The city reported spending about $20,000 on cleanup crews for the sweeps of encampments on West Main Street near Planet Fitness and West Glenwood Avenue by the Travelodge. Turlock could alternatively put all encampment residents into hotel rooms and apply for full reimbursement from the Federal Emergency Management Agency through September, Tars said in a phone interview.
FEMA can fully reimburse local governments for providing non-congregate shelters during the pandemic until Sept. 30, 2021, according to a February press release. The agency awarded $1.5 million to the state of Vermont in March, reimbursing it for non-congregate shelter at a Holiday Inn, Motel 6 and other locations.
Homeless group offers to help Turlock
The center in the letter sincerely offered Turlock technical assistance to access resources such as the FEMA funding, Tars said. But if the city continues to violate public health guidance, he said the center is keeping its options open and has legal partners in California.
“Our goal is not to work in an adversarial manner with cities,” Tars told The Bee. “We really want to share these best practices that we know are actually going to meet their needs much better than these methods that they’ve been using in the past, which clearly haven’t ended homelessness.”
Based in Washington, D.C., the center has also contacted Oceanside in San Diego County and Medford, Oregon, in the past week to express concerns over encampment sweeps and a ban on unauthorized camping, Tars said. The center, which works to end and prevent homelessness, regularly sends cities such letters after seeing Google alerts. For the Turlock sweeps, Tars said the center learned about them by reading The Bee’s coverage.
Interim City Attorney George Petrulakis said he plans to follow up with Tars and has reviewed the legal group’s guidance in the past.
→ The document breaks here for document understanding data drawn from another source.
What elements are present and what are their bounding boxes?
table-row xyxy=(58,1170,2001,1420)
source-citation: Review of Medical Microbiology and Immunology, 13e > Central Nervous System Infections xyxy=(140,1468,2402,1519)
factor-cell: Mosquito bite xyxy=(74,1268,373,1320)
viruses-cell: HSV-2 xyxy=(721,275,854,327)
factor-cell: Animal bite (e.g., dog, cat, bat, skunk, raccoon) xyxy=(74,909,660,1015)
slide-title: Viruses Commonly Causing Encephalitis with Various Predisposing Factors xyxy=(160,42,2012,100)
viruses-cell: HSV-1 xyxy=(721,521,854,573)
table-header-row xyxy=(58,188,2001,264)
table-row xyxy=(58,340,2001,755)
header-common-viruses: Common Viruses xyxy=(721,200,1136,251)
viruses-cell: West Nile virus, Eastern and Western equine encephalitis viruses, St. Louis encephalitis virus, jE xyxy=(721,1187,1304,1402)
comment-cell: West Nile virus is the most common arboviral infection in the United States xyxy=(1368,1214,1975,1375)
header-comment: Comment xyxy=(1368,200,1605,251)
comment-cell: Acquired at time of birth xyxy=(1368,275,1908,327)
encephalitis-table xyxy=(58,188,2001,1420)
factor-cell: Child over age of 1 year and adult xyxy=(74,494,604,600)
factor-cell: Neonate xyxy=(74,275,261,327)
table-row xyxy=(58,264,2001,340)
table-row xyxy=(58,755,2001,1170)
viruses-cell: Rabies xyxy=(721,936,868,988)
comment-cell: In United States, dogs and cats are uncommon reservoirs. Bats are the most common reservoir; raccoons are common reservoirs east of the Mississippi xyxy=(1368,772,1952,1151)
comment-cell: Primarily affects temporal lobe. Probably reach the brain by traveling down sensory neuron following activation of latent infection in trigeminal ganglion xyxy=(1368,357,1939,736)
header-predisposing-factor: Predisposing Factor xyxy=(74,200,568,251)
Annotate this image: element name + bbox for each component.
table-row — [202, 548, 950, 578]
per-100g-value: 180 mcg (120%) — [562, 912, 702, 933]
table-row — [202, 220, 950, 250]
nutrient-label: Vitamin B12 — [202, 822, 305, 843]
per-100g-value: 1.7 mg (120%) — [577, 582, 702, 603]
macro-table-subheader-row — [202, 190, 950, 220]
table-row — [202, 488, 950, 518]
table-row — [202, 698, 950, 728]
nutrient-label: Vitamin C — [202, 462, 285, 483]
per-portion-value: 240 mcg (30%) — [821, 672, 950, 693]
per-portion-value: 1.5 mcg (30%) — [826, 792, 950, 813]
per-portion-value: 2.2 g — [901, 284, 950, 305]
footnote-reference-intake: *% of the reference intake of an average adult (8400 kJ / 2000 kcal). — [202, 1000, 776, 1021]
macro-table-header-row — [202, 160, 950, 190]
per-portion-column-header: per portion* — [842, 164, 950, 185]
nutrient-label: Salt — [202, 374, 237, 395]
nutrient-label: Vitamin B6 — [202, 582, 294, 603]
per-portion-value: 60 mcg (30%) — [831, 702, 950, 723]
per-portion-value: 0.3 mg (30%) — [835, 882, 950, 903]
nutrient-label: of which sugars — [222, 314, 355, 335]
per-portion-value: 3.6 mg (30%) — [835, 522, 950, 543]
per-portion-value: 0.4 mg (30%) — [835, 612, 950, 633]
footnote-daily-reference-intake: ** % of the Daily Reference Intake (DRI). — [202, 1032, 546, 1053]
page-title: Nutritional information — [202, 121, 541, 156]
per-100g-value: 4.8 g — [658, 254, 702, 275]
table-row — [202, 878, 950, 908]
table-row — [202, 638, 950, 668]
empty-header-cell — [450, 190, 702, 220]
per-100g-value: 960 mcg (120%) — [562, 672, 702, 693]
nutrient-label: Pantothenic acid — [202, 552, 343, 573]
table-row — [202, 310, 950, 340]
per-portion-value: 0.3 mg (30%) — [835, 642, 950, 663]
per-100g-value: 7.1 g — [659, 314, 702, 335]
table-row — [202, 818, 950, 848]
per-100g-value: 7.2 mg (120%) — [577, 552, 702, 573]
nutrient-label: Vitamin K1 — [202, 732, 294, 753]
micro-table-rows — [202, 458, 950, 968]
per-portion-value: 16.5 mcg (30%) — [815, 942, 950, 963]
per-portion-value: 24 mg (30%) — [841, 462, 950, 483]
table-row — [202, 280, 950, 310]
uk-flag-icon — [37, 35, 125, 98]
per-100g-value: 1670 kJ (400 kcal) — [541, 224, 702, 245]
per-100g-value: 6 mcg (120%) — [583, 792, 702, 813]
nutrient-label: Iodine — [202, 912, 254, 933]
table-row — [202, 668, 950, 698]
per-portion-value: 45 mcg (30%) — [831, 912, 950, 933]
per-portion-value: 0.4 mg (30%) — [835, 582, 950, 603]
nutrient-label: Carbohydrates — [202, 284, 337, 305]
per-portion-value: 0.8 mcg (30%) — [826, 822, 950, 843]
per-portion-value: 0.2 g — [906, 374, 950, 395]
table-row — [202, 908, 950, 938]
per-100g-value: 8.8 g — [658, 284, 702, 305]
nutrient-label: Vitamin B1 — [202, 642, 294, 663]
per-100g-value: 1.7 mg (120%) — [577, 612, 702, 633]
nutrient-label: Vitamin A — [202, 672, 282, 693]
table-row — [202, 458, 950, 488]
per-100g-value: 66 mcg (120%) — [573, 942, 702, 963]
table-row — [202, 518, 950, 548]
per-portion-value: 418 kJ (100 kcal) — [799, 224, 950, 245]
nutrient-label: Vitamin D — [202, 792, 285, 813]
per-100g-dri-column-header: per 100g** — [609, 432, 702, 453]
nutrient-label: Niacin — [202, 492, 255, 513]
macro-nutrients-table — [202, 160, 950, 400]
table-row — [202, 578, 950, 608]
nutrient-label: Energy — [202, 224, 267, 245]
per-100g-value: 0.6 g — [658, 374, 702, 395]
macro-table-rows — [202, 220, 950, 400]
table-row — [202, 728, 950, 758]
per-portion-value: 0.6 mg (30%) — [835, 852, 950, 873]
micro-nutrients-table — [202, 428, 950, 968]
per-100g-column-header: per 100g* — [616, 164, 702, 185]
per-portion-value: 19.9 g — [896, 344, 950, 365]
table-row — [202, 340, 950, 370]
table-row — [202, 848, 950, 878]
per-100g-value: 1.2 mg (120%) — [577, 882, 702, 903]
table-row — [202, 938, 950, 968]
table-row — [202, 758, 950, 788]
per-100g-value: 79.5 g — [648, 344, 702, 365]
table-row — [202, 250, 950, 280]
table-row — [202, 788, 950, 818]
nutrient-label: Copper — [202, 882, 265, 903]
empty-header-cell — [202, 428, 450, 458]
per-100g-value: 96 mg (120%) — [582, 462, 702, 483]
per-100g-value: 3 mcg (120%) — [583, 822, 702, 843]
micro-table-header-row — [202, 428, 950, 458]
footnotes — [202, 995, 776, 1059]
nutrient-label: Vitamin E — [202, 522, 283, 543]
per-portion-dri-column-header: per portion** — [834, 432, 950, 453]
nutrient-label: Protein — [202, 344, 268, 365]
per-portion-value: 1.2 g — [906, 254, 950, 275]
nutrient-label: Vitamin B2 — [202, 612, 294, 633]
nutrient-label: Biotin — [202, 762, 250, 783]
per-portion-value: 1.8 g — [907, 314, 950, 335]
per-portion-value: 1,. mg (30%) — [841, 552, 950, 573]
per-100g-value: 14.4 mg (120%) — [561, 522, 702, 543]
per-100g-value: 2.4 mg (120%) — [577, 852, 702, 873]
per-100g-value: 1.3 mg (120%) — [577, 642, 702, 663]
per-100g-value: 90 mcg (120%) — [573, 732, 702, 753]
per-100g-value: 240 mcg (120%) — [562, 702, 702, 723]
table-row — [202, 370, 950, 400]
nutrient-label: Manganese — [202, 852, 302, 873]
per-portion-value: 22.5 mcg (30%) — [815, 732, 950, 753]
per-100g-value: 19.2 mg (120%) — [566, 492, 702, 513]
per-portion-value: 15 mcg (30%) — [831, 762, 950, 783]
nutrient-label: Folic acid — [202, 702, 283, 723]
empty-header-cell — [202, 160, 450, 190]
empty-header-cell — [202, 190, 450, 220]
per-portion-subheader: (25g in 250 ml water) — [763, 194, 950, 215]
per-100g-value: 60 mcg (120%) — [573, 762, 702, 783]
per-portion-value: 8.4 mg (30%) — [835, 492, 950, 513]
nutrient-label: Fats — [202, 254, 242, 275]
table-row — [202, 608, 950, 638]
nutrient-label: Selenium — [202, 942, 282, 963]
The city is reviewing FEMA-related opportunities, but as of Friday, Petrulakis said he did not know whether staff have applied for reimbursements from the agency.
“The City appreciates the input from the NHLC in yesterday’s letter,” Petrulakis said in an email Friday. “They have provided an extensive list of resources that the City is evaluating. At first glance, much of it appears helpful as Turlock crafts its 24- to-36-month plan on our unsheltered residents.”
As of Friday, city spokesperson Maryn Pitt said the Taylor Court encampment sweep is scheduled for the week of May 10. The city is set to sweep its property May 12, but Pitt said other partners such as CalTrans and Union Pacific may sweep their properties on different days of the week.
The cleanup of Highway 99 and the railroad tracks between Taylor Road and Monte Vista Avenue will mark the city’s third sweep in its 120-day emergency. An estimated 18 people live there, Pitt said previously. The council ratified the local emergency March 16.